Частотный словарь книги среди 15 самых употребляемых слов называет: БОГ, слово, небо, земля, душа, тело, любовь и горе. Частотная лексика — еще один знак, указывающий на область бессознательного, на «затекст», присутствующий в книге. Порядок следования 15 первых слов в Частотном словаре книги Н. Гумилёва неосознанно повторяет порядок творения мира. «В начале было Слово, и Слово было у Бога, и Слово было Бог. Оно было в начале у Бога. Все через Него начало быть, и без Него ничто не начало быть, что начало быть» (Иоанн, 1, 1–3) — у Гумилёва «Бог, слово». «В начале сотворил Бог небо и землю» (Быт. 1, 1) — у Гумилёва «небо, земля». «И сказал Бог: да произведет земля душу живую по роду его» (Быт. 1, 24) — у Гумилёва «душа». «И сотворил Бог человека по образу Своему, по образу Божию сотворил его, мужчину и женщину сотворил их» (Быт. 11, 27) — у Гумилёва «тело». «Потому оставит человек отца своего и мать свою, и прилепится к жене своей; и будут они одна плоть» (Быт. 11, 24) — у Гумилёва «любовь». «И вражду положу между тобою и между женою» (Быт. 11, 15), «Проклята** земля за тебя; со скорбию будешь питаться от нее во все дни жизни твоей» (Быт. 11, 17) — у Гумилёва «горе».

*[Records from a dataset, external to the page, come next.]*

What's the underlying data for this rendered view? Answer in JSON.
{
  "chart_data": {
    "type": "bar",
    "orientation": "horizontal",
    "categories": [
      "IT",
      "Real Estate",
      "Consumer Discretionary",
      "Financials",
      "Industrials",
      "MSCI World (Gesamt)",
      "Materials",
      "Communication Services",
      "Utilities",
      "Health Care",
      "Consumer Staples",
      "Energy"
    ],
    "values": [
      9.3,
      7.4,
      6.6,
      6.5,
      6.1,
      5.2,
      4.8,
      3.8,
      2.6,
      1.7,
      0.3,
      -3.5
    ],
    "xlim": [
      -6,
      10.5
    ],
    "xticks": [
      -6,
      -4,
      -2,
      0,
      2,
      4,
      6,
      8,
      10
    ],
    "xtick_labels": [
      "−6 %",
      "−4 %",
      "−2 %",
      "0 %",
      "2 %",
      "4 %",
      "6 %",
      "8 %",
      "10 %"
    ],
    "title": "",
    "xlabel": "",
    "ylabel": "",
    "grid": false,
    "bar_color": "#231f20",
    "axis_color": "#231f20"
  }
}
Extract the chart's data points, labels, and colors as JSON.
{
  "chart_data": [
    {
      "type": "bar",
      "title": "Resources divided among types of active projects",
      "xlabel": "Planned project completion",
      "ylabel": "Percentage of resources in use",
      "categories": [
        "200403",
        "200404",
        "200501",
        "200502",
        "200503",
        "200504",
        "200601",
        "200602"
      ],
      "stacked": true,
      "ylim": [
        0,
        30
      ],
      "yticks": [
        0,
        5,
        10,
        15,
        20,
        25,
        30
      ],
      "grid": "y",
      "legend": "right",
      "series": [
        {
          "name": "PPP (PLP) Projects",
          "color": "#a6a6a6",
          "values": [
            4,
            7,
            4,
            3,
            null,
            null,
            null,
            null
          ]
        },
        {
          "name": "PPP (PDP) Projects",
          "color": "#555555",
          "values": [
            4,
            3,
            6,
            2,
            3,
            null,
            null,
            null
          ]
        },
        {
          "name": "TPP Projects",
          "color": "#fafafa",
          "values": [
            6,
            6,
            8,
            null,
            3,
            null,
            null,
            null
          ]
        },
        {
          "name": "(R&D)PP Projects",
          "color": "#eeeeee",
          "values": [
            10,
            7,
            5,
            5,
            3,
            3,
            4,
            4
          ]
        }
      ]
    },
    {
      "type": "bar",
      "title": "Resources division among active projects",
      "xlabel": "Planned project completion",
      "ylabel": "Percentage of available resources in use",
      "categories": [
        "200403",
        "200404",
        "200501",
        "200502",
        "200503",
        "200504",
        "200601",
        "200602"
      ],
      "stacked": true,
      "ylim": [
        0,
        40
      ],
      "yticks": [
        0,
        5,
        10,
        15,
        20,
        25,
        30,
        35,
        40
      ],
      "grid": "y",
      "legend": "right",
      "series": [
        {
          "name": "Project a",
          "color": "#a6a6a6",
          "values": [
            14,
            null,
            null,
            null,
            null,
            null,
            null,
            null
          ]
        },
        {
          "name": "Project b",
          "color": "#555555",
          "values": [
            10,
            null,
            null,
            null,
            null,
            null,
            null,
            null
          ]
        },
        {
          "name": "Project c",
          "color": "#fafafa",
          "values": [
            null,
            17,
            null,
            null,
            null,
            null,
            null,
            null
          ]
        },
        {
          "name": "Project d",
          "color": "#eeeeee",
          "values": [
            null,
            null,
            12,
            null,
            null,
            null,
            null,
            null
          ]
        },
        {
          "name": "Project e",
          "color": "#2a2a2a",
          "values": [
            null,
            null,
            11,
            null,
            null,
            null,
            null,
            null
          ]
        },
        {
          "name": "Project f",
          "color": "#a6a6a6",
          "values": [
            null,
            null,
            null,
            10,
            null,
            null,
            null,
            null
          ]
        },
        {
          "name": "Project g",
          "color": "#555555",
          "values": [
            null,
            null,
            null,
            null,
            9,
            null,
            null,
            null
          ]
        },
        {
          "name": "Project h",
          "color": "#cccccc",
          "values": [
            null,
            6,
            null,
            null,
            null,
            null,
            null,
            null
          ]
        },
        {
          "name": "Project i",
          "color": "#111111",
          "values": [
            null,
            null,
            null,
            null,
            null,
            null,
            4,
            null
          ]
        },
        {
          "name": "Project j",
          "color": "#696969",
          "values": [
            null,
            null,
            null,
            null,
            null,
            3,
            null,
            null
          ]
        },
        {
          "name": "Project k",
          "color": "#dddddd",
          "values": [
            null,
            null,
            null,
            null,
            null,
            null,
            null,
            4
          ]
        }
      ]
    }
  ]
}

Открывается книга стихотворением «Память», что вполне сочетается с ее заглавием и общей концепцией. В первом же его катрене задана важная тема книги — оппозиция «душа-тело»: «Только змеи сбрасывают кожи, Чтоб душа старела и росла. Мы, увы, со, змеями не схожи, Мы меняем души, не тела» (Гумилёв, С. 338). Здесь оппозиция библейскому представлению о душе как о чем-то вечном, способном жить, покинув тело, и мифологическому — о переселении душ в иные тела. Со змеями «увы» не схожи, так как душа у них не только стареет, но и «растет», где инверсия (стареет, растет) наполняет сему «расти» смыслом шириться, совершенствоваться, углубляться. У человека смена души в том же теле — предательство прежних идеалов, нравственных ценностей, богов.

Далее в стихотворении даны три этюда духовных метаморфоз поэта: юноша «некрасив и тонок», поэт («Он хотел стать богом и царем. Он повесил вывеску поэта Над дверьми в свой молчаливый дом») и третий, самый близкий сердцу автора — «мореплаватель и стрелок», но и он променял «веселую свободу На священный долгожданный бой». А далее идет наложение нескольких временных пластов, вкрадывается вытесненное сознанием бессознательное, сигналом к которому служат слова: «Память, ты слабее год от года. Тот ли это, или кто другой». И вот уже звучит строфа медитативного склада, прямолинейной трактовке не поддающаяся, сложный ассоциативный вираж, по Фрейду, и который должен более всего привлечь исследователя бессознательного: «Я — угрюмый и упрямый зодчий Храма, восстающего во мгле. Я возревновал о славе Отчей, Как на небесах, и на земле» (Гумилёв, С. 338).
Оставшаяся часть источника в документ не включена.